We don't know where Acting Defense Minster Shanahan is at the moment, but we know he is in this plane designed to remain operational after the start of a nuclear war. It has three decks, a crew of up to 112, 18 bunks, six bathrooms, a galley, briefing room, conference room, battle staff work area, executive quarters, and 63 satellite dishes. https://www.cnbc.com/2019/05/29/us-military-doomsday-plane-can-withstand-aftermath-of-nuclear-blast.html
So the reclassification will definitely be reaching the UN Security Council soon, but probably not until August. That's the way it is is now.
https://www.militarytimes.com/news/your-army/2019/05/11/patriot-missiles-and-an-amphibious-transport-ship-sent-to-middle-east-to-deter-iran/
Today, the White House announced Qatar's emir would be visiting the USA.
https://www.aljazeera.com/news/2019/06/donald-trump-host-qatar-emir-white-house-gulf-tensions-190607194633054.html
Quoting ernestm
Reclassification? And why the UN? What does the UN have to do with US nuclear policy? What does Trump have to do with the UN?
And anyway, I guess what you are saying we can see in just a few weeks. So we see in few weeks.
Quoting ernestm
Why wouldn't he be in Washington DC? He met Greek Defence Minister there last Friday.
Quoting ernestm
Please try reading correctly the articles. No aircraft carrier is carrying any strategic bombers, especially something as big as a B-52.
Then again, the US simply has aircraft carriers operating in the Middle East. Quite normal. So normal that they actually made a news article when there wasn't any US aircraft carrier on the high seas.

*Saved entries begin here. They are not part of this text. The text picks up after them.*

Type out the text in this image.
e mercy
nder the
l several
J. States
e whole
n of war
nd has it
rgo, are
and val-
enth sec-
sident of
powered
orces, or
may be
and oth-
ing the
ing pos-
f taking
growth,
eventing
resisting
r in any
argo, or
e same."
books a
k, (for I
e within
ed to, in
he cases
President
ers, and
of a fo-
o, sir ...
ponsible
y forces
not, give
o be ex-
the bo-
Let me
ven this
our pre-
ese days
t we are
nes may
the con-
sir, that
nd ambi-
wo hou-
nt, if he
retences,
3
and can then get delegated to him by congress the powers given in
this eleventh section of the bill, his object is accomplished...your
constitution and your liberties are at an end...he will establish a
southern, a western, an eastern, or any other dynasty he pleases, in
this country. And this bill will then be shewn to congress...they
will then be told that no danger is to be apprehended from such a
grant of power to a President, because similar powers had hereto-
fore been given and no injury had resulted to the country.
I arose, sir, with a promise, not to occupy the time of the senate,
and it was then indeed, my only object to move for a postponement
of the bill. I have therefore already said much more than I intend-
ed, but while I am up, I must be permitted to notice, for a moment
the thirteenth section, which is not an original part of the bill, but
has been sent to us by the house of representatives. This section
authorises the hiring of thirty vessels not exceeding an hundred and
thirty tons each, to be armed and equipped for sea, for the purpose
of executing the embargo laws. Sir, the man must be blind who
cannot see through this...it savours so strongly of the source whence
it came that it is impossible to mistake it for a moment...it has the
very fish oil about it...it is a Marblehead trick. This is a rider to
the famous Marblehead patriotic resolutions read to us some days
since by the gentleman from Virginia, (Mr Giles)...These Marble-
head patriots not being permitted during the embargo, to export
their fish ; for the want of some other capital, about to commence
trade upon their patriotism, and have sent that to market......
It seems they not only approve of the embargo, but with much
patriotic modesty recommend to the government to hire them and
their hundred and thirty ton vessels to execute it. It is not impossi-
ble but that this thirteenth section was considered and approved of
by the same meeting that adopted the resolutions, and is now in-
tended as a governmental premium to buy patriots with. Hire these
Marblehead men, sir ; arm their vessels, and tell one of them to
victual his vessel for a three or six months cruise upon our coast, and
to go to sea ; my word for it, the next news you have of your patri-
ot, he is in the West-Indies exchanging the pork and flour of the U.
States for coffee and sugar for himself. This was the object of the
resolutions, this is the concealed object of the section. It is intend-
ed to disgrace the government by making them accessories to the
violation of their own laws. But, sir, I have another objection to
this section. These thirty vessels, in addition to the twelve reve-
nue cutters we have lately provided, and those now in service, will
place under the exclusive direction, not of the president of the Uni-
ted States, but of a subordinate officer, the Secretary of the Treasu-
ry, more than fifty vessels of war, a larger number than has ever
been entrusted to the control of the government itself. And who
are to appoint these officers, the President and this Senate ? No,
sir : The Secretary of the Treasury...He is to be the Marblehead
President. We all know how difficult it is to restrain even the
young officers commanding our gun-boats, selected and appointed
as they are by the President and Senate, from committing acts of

Above all, there's just ONE aircraft carrier there, Lincoln in the Red Sea. A bit different if there would be two or more. Nothing to see here.
Aircraft carriers dont just carry aircraft they can fly. During the Gulf was they carried road pavers, which are much larger than B52s. We dont know what they carry, and we dont know where nuclear bombs actually are. All we know is that one of the B52s landed in Qatar and there is a state visit next week.
And this has got simply stupid. I am not bothering discussing whether there will be a new INF at the UN.
Quoting ernestm
Indeed, your comments are stupid. Needless to say, but you simply cannot fit a B-52 into an aircraft carrier and why would such totaly ludicrous thing be done WHEN AIRCRAFT CAN FLY TO QATAR. B-52's wingspan is 52m, length 48,5m and height 12,4m, which is far larger than any road paver. Perhaps you are mistaken it for something else.
And INF treaty is not about if nuclear weapons are WMD's or not, so this is all clueless.
Another topic please...
that's the problem. I've repeated the argument half a dozen times, but you want to spittle on irrelevant details.
There is no INF. There's no point arguing about what the INF treaty says because there isn't one. The INF is broke, all say it has been for years, there is no plan to make new treaties at all. And MAD no longer works to stop nuclear weapons. It may stop massive retaliation still, but it no longer stops nuclear weapons.